Friends, it’s cold here and there’s no heat. In fact, the door to our room which opens to the outside is covered with a saggy garbage bag where the glass was broken. Open electrical wires hang precariously from the ceiling and I don’t even have the comfort of typing this post on a computer. I first must write it out in my journal and then transpose it at a little internet café. I think back about 4 months ago and how I used to search the web from the comfort of my own bed. Technology is definitely not a comfort here.

Everything takes effort. Any small task is a chore. Life is so hard here and we are only experiencing it for one week. Two days ago Margarita, the pastor’s wife, whose home we are staying in, fell about 6 feet from the second floor down to the bottom of the first floor almost completely missing the stairs in between. It was quite a scare as she could have been seriously injured, but she walked away with only a big bruise on her lift hip. Last night Margarita shared with me some of the hardships she and her family go through up here in the mountains and how God has provided for them. I’m amazed at her faith and her perseverance for the Lord.

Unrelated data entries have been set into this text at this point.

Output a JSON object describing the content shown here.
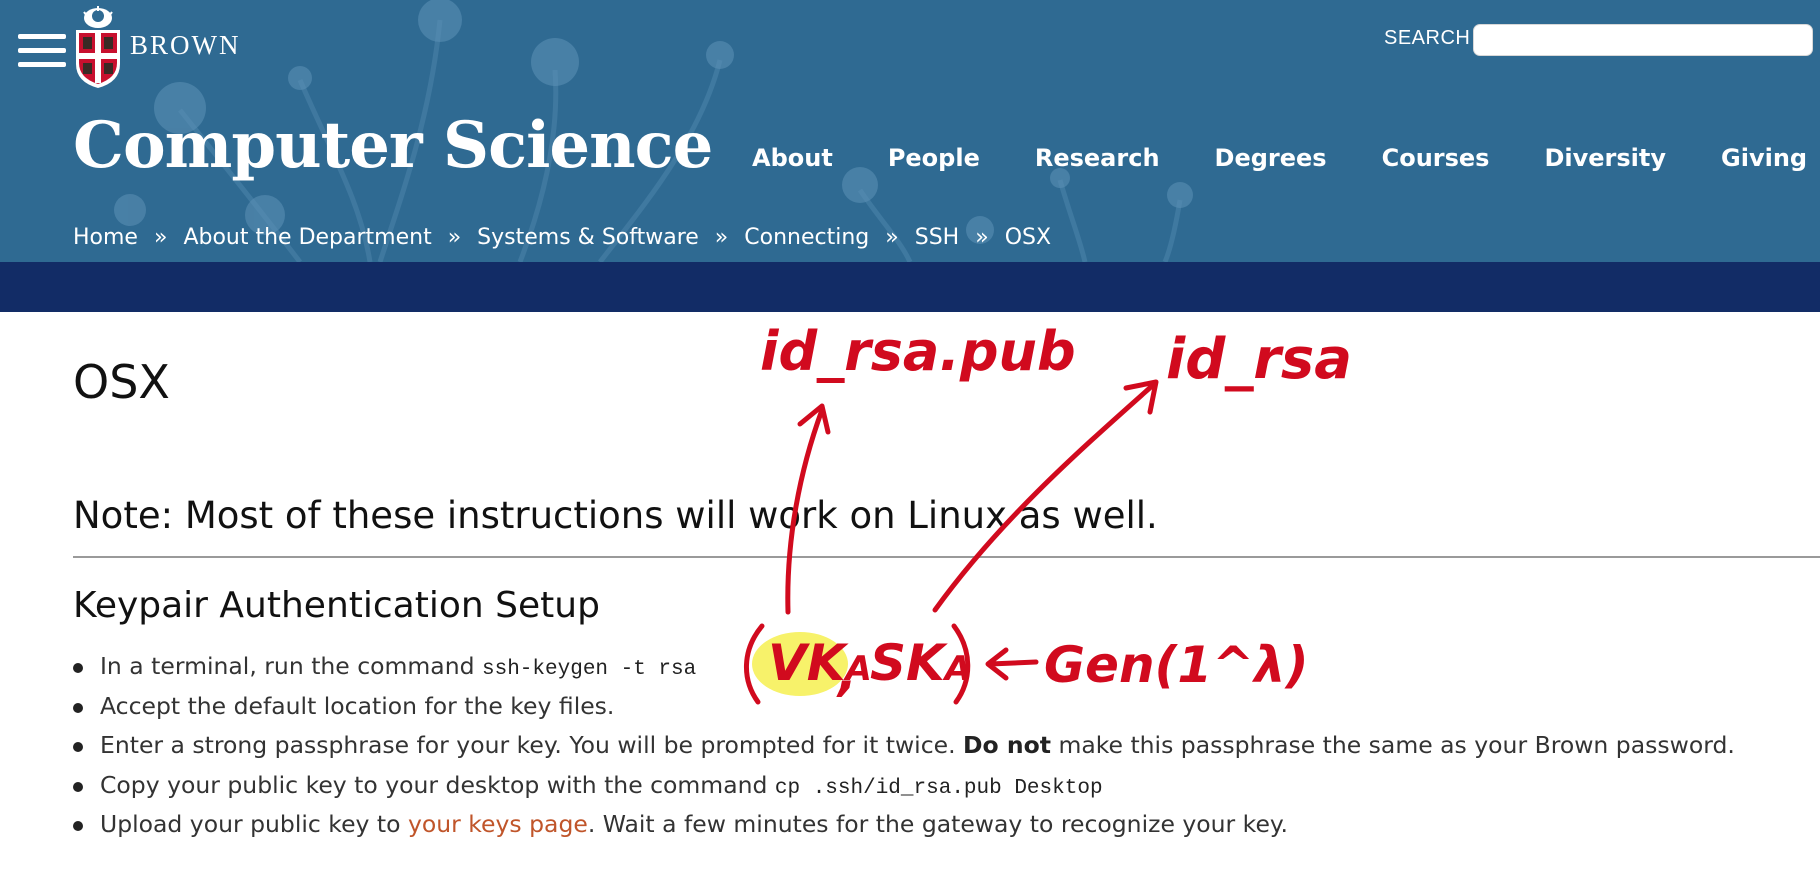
{
  "header": {
    "wordmark": "BROWN",
    "site_title": "Computer Science",
    "search": {
      "label": "SEARCH",
      "value": "",
      "placeholder": ""
    },
    "nav": [
      "About",
      "People",
      "Research",
      "Degrees",
      "Courses",
      "Diversity",
      "Giving"
    ],
    "breadcrumb": [
      "Home",
      "About the Department",
      "Systems & Software",
      "Connecting",
      "SSH",
      "OSX"
    ],
    "breadcrumb_separator": "»"
  },
  "main": {
    "page_title": "OSX",
    "note": "Note: Most of these instructions will work on Linux as well.",
    "section_heading": "Keypair Authentication Setup",
    "steps": [
      {
        "text": "In a terminal, run the command ",
        "code": "ssh-keygen -t rsa"
      },
      {
        "text": "Accept the default location for the key files."
      },
      {
        "pre": "Enter a strong passphrase for your key. You will be prompted for it twice. ",
        "bold": "Do not",
        "post": " make this passphrase the same as your Brown password."
      },
      {
        "text": "Copy your public key to your desktop with the command ",
        "code": "cp .ssh/id_rsa.pub Desktop"
      },
      {
        "pre": "Upload your public key to ",
        "link": "your keys page",
        "post": ". Wait a few minutes for the gateway to recognize your key."
      }
    ]
  },
  "annotations": {
    "label_pub": "id_rsa.pub",
    "label_priv": "id_rsa",
    "vk": "VK",
    "sk": "SK",
    "subscript": "A",
    "gen": "Gen(1^λ)",
    "ink_color": "#d10a1e",
    "highlight_color": "#f7f26a"
  },
  "colors": {
    "header_bg": "#2f6a92",
    "band_bg": "#122c66",
    "link": "#c0552a"
  },
  "icons": [
    "hamburger-menu-icon",
    "brown-shield-logo"
  ]
}
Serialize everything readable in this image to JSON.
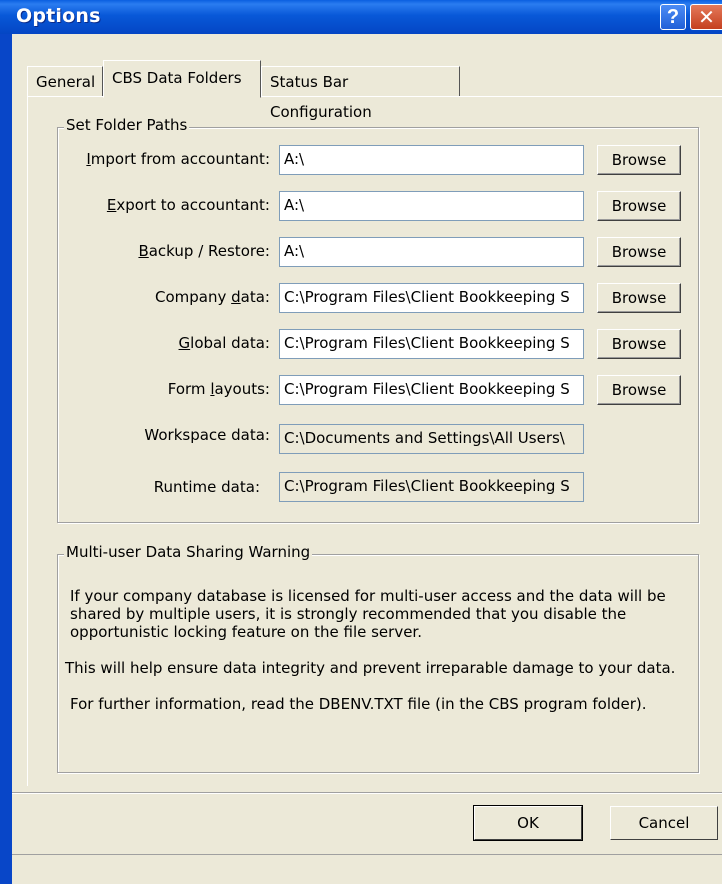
{
  "window": {
    "title": "Options",
    "help_glyph": "?",
    "close_glyph": "✕"
  },
  "tabs": [
    {
      "label": "General"
    },
    {
      "label": "CBS Data Folders",
      "selected": true
    },
    {
      "label": "Status Bar Configuration"
    }
  ],
  "folders_group": {
    "legend": "Set Folder Paths",
    "rows": [
      {
        "label_pre": "",
        "label_ul": "I",
        "label_post": "mport from accountant:",
        "value": "A:\\",
        "browse": "Browse",
        "editable": true
      },
      {
        "label_pre": "",
        "label_ul": "E",
        "label_post": "xport to accountant:",
        "value": "A:\\",
        "browse": "Browse",
        "editable": true
      },
      {
        "label_pre": "",
        "label_ul": "B",
        "label_post": "ackup / Restore:",
        "value": "A:\\",
        "browse": "Browse",
        "editable": true
      },
      {
        "label_pre": "Company ",
        "label_ul": "d",
        "label_post": "ata:",
        "value": "C:\\Program Files\\Client Bookkeeping S",
        "browse": "Browse",
        "editable": true
      },
      {
        "label_pre": "",
        "label_ul": "G",
        "label_post": "lobal data:",
        "value": "C:\\Program Files\\Client Bookkeeping S",
        "browse": "Browse",
        "editable": true
      },
      {
        "label_pre": "Form ",
        "label_ul": "l",
        "label_post": "ayouts:",
        "value": "C:\\Program Files\\Client Bookkeeping S",
        "browse": "Browse",
        "editable": true
      },
      {
        "label_pre": "Workspace data:",
        "label_ul": "",
        "label_post": "",
        "value": "C:\\Documents and Settings\\All Users\\",
        "editable": false
      },
      {
        "label_pre": "Runtime data:",
        "label_ul": "",
        "label_post": "",
        "value": "C:\\Program Files\\Client Bookkeeping S",
        "editable": false
      }
    ]
  },
  "warning_group": {
    "legend": "Multi-user Data Sharing Warning",
    "paragraph1": "If your company database is licensed for multi-user access and the data will be shared by multiple users, it is strongly recommended that you disable the opportunistic locking feature on the file server.",
    "paragraph2": "This will help ensure data integrity and prevent irreparable damage to your data.",
    "paragraph3": "For further information, read the DBENV.TXT file (in the CBS program folder)."
  },
  "buttons": {
    "ok": "OK",
    "cancel": "Cancel"
  }
}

I’ve been studying Job lately to try to keep my perspectives straight, but even through that I’ve found myself questioning things in my own mind. Who am I to think I deserve anything? I could be the one slaving over an open fire and falling on my back from one floor to the next. I didn’t have to be born in the United States. My fate could have been much worse. Why do I think I deserve to be babied as I go through this sickness? I think about all the things I am missing at home and know that it’s all by God’s grace that I even have these things. Instead of saying “Why, God, why??”, I need to start thanking Him for having such mercy and compassion on me for even giving me these gifts of comfort in the first place.

So today I thank you Lord. As I sit in a beautifully decorated café with American music blaring and munching on the closest thing to American cuisine that I’ve seen in a while, typing this post from the wireless, I know that I am blessed. My hurting throat reminds me of what I could have, but I know that this too shall pass. In the meantime, I thank you for your blessings and for comforting me Lord even through all the discomfort. You are so worthy of all my praise!